In the current economic climate, customers are increasingly likely to shop around for goods and services. When budgets are tight and adding real value becomes more difficult by the day, maintaining market share is all about customer loyalty.

During a recession, customers are less susceptible to a simple discount or a reward in return for a purchase. Customers know the value of their money and seek to get the most from every pound. From a commercial point of view, the way to bring that indefinable added something that customers seek is often through a loyalty scheme.

If you’re considering setting up such a scheme, the first thing to realise is that a good scheme is not about being cheaper. It’s about being better and being different. It is also an efficient way to influence customer behaviour without entering into a price war.

Second, you need to consider your objectives and aims carefully. What are you trying to achieve? Where does your product/service/brand fit? You need to understand your customers to hold on to a share of their budget for any length of time. Examine the supermarkets as a great example of this. Sainsbury’s gives points, Tesco gives discounts; the difference is subtle but key to attracting their different target audiences. A common objective for many loyalty schemes, particularly for offline businesses, is to capture customer details such as contact information and other additional demographic data. Online businesses will often have access to these details as part of their customer registration process, but could use a loyalty scheme as a tool to gain even deeper customer insight.

Third, knowing the client inside out is crucial to keeping a loyalty scheme fresh and ensuring the rewards remain appropriate. A scheme must provide clear benefits for members and deliver added value in terms of financial rewards, customer service and the member experience. Therefore it is critical your scheme collects relevant data that you can act upon quickly. It must also offer members a better service than their non-member counterparts.

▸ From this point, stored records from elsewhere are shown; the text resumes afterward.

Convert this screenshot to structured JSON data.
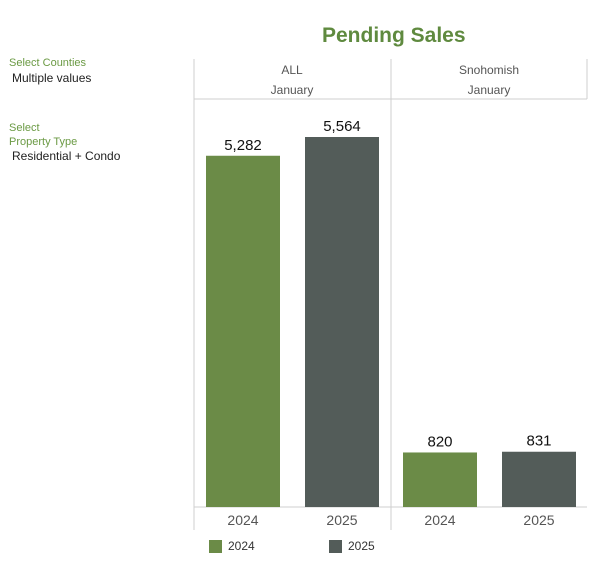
{
  "title": "Pending Sales",
  "filters": {
    "counties": {
      "label": "Select Counties",
      "value": "Multiple values"
    },
    "property_type": {
      "label_line1": "Select",
      "label_line2": "Property Type",
      "value": "Residential + Condo"
    }
  },
  "panels": [
    {
      "region": "ALL",
      "month": "January"
    },
    {
      "region": "Snohomish",
      "month": "January"
    }
  ],
  "colors": {
    "2024": "#6b8b47",
    "2025": "#535c59",
    "grid": "#cfcfcf",
    "axis_text": "#555555"
  },
  "legend": [
    {
      "label": "2024",
      "color": "#6b8b47"
    },
    {
      "label": "2025",
      "color": "#535c59"
    }
  ],
  "chart_data": {
    "type": "bar",
    "title": "Pending Sales",
    "categories": [
      "2024",
      "2025"
    ],
    "ylim": [
      0,
      6000
    ],
    "panels": [
      {
        "name": "ALL",
        "subtitle": "January",
        "values": [
          5282,
          5564
        ],
        "labels": [
          "5,282",
          "5,564"
        ]
      },
      {
        "name": "Snohomish",
        "subtitle": "January",
        "values": [
          820,
          831
        ],
        "labels": [
          "820",
          "831"
        ]
      }
    ],
    "series": [
      {
        "name": "2024",
        "color": "#6b8b47"
      },
      {
        "name": "2025",
        "color": "#535c59"
      }
    ]
  }
}
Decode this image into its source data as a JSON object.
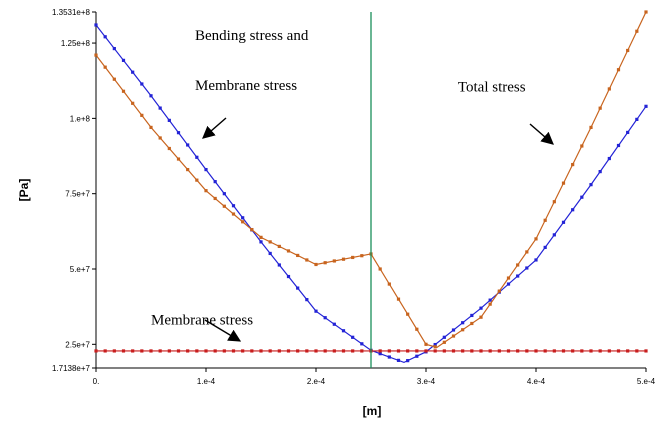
{
  "chart_data": {
    "type": "line",
    "title": "",
    "xlabel": "[m]",
    "ylabel": "[Pa]",
    "xlim": [
      0,
      0.0005
    ],
    "ylim": [
      17138000,
      135310000
    ],
    "grid": false,
    "legend": "none",
    "x_tick_labels": [
      {
        "value": 0,
        "label": "0."
      },
      {
        "value": 0.0001,
        "label": "1.e-4"
      },
      {
        "value": 0.0002,
        "label": "2.e-4"
      },
      {
        "value": 0.0003,
        "label": "3.e-4"
      },
      {
        "value": 0.0004,
        "label": "4.e-4"
      },
      {
        "value": 0.0005,
        "label": "5.e-4"
      }
    ],
    "y_tick_labels": [
      {
        "value": 17138000,
        "label": "1.7138e+7"
      },
      {
        "value": 25000000,
        "label": "2.5e+7"
      },
      {
        "value": 50000000,
        "label": "5.e+7"
      },
      {
        "value": 75000000,
        "label": "7.5e+7"
      },
      {
        "value": 100000000,
        "label": "1.e+8"
      },
      {
        "value": 125000000,
        "label": "1.25e+8"
      },
      {
        "value": 135310000,
        "label": "1.3531e+8"
      }
    ],
    "vertical_marker_x": 0.00025,
    "series": [
      {
        "color": "#2323d6",
        "x": [
          0,
          5e-05,
          0.0001,
          0.00015,
          0.0002,
          0.00025,
          0.00028,
          0.0003,
          0.00035,
          0.0004,
          0.00045,
          0.0005
        ],
        "y": [
          131000000,
          107500000,
          83000000,
          59000000,
          36000000,
          23000000,
          19000000,
          22500000,
          37000000,
          53000000,
          78000000,
          104000000
        ]
      },
      {
        "color": "#c8641e",
        "x": [
          0,
          5e-05,
          0.0001,
          0.00015,
          0.0002,
          0.00025,
          0.00028,
          0.0003,
          0.00031,
          0.00035,
          0.0004,
          0.00045,
          0.0005
        ],
        "y": [
          121000000,
          97000000,
          76000000,
          60500000,
          51500000,
          55000000,
          37000000,
          25000000,
          24000000,
          34000000,
          60000000,
          97000000,
          135310000
        ]
      },
      {
        "color": "#c81e1e",
        "x": [
          0,
          0.0005
        ],
        "y": [
          22800000,
          22800000
        ]
      }
    ],
    "annotations": [
      {
        "text": "Bending  stress  and",
        "x": 9e-05,
        "y": 126000000
      },
      {
        "text": "Membrane stress",
        "x": 9e-05,
        "y": 109500000
      },
      {
        "text": "Total stress",
        "x": 0.000329,
        "y": 109000000
      },
      {
        "text": "Membrane stress",
        "x": 5e-05,
        "y": 31500000
      }
    ]
  }
}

Once you have customers earning rewards for loyalty, you are still only half way there. To build a truly loyal customer base, redeeming rewards has to be simple. Customers increasingly like to redeem rewards via the same channel with which they have initially engaged with the brand. Online is obviously critical, while QR codes, mobile apps and NFC (near field communication – i.e. mobile phones chipped for quick transactions) are becoming more popular as the mobile platform develops. Customers now expect instant in store reward redemption to complement purchases.

For smaller companies considering a loyalty scheme but with concerns about cost and operational burden, working in partnership with carefully selected partners can offer a satisfactory solution. However there are issues to consider such as diluting a strong brand, information leaks or customers receiving irrelevant offers. It is crucial that brands are compatible.

Loyalty schemes at their best should deliver for both sides. If a loyalty scheme is well planned, expertly executed and consistently improved, the subsequent gain in revenue should far outweigh the running costs. But never forget, a bad customer experience will always cause damage however many points or gifts you offer the customer. If you neglect the customer experience, your reward scheme is doomed to failure.